Department of Clinical Laboratory, The Second Affiliated Hospital of Guizhou Medical University, Kaili, PR China.
Microb Genom. 2021 Jul;7(7). doi: 10.1099/mgen.0.000611.
Identification of prokaryotic transposases (Tnps) not only gives insight into the spread of antibiotic resistance and virulence but the process of DNA movement. This study aimed to develop a classifier for predicting Tnps in bacteria and archaea using machine learning (ML) approaches. We extracted a total of 2751 protein features from the training dataset including 14852 Tnps and 14852 controls, and selected 75 features as predictive signatures using the combined mutual information and least absolute shrinkage and selection operator algorithms. By aggregating these signatures, an ensemble classifier that integrated a collection of individual ML-based classifiers, was developed to identify Tnps. Further validation revealed that this classifier achieved good performance with an average AUC of 0.955, and met or exceeded other common methods. Based on this ensemble classifier, a stand-alone command-line tool designated TnpDiscovery was established to maximize the convenience for bioinformaticians and experimental researchers toward Tnp prediction. This study demonstrates the effectiveness of ML approaches in identifying Tnps, facilitating the discovery of novel Tnps in the future.

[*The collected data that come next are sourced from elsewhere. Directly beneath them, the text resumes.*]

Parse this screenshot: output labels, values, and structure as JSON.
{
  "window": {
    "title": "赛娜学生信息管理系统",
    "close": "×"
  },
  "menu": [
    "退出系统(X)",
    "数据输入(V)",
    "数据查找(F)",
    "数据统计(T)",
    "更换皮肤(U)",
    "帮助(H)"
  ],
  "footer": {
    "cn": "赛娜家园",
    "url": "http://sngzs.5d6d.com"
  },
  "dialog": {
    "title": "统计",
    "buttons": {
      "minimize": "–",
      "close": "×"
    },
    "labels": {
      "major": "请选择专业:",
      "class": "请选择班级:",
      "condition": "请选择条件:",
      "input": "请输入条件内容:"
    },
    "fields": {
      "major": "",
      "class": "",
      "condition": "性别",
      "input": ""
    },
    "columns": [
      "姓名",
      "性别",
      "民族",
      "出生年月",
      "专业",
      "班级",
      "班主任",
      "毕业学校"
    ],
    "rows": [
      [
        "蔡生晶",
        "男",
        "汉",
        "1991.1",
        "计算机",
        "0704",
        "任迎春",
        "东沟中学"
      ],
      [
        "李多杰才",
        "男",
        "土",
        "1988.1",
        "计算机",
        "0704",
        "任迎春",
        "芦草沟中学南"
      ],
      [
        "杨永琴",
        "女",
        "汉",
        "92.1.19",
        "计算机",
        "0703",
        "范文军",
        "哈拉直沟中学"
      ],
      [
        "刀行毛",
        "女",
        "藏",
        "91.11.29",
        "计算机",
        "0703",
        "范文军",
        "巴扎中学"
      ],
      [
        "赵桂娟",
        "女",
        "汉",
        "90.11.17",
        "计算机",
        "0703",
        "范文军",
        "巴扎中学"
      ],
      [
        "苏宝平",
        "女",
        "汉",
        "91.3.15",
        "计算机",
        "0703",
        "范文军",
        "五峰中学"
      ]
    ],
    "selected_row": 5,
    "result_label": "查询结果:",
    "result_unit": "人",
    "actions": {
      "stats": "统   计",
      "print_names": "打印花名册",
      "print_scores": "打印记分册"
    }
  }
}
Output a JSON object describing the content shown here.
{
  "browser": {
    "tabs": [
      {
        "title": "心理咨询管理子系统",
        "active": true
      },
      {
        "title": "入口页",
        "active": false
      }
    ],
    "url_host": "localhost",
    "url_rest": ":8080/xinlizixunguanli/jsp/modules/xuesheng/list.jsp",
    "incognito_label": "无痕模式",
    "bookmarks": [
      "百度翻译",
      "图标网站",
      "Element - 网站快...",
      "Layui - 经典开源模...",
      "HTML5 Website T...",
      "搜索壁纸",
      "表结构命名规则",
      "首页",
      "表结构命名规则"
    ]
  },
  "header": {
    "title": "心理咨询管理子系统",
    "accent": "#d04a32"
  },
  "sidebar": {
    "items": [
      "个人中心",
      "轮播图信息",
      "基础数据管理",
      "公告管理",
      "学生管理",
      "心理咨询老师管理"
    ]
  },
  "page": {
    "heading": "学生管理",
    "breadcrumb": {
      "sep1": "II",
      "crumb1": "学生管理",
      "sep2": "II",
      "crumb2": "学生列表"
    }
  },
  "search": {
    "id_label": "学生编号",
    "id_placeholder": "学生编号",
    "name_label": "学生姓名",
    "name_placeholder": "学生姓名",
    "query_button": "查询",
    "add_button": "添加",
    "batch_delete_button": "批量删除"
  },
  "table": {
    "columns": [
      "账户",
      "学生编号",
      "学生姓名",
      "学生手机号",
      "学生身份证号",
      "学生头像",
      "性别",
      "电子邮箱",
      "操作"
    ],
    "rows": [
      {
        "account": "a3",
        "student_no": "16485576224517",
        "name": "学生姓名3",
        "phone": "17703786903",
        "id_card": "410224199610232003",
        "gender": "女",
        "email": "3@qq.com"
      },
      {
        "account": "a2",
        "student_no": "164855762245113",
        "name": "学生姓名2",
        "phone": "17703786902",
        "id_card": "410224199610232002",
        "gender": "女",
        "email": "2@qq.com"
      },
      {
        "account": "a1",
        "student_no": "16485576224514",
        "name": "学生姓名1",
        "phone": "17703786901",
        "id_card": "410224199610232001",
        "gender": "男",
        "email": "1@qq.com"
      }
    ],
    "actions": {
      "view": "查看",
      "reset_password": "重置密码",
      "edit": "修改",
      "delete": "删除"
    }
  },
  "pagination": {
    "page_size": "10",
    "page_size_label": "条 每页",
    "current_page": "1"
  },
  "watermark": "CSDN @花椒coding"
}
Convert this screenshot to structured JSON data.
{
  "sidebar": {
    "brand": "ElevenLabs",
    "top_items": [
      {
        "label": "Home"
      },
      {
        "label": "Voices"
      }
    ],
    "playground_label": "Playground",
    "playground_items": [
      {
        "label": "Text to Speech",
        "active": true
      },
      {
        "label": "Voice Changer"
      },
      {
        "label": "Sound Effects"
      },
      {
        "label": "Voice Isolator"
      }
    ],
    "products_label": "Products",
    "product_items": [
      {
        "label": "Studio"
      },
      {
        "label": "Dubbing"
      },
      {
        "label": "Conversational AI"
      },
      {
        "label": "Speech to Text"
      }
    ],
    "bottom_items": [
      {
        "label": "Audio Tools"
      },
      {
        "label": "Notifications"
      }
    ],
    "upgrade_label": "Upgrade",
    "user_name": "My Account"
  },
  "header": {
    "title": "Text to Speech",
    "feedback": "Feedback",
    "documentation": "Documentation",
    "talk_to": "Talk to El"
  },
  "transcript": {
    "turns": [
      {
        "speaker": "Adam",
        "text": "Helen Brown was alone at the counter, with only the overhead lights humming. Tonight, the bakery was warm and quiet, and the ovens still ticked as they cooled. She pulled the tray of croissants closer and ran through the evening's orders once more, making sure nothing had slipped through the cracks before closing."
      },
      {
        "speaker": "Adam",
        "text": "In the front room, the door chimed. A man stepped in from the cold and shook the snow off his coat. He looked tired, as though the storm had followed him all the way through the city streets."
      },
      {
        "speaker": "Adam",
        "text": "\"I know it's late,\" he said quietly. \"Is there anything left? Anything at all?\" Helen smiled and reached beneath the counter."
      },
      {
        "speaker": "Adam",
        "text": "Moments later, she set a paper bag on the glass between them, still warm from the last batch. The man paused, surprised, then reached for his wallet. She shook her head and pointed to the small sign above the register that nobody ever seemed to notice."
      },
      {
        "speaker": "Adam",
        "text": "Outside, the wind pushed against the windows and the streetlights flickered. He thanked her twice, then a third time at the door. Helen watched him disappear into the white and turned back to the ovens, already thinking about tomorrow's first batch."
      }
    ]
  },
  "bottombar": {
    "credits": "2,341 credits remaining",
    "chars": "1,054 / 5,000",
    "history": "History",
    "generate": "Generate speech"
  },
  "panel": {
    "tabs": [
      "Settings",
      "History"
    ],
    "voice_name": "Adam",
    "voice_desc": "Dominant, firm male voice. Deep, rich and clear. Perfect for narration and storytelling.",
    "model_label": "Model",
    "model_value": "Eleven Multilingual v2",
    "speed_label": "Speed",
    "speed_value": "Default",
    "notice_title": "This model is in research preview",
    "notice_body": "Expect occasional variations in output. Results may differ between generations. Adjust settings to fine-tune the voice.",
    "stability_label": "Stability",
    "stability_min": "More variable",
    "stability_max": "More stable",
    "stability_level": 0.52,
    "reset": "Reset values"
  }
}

鉴定原核转座酶(Tnps)不仅可以深入了解抗生素耐药性和毒力的传播,还可以了解 DNA 转移的过程。本研究旨在开发一种使用机器学习(ML)方法预测细菌和古菌中 Tnps 的分类器。我们从训练数据集中提取了总共 2751 种蛋白质特征,其中包括 14852 个 Tnps 和 14852 个对照,使用联合互信息和最小绝对收缩和选择算子算法选择了 75 个作为预测特征的签名。通过聚合这些特征签名,开发了一个集成分类器,它集成了一系列基于 ML 的分类器,用于识别 Tnps。进一步的验证表明,该分类器的平均 AUC 为 0.955,表现良好,并且达到或超过了其他常用方法。基于这个集成分类器,我们建立了一个独立的命令行工具 TnpDiscovery,旨在最大限度地为生物信息学家和实验研究人员提供方便,以进行 Tnp 预测。本研究证明了 ML 方法在鉴定 Tnps 方面的有效性,为未来发现新的 Tnps 提供了便利。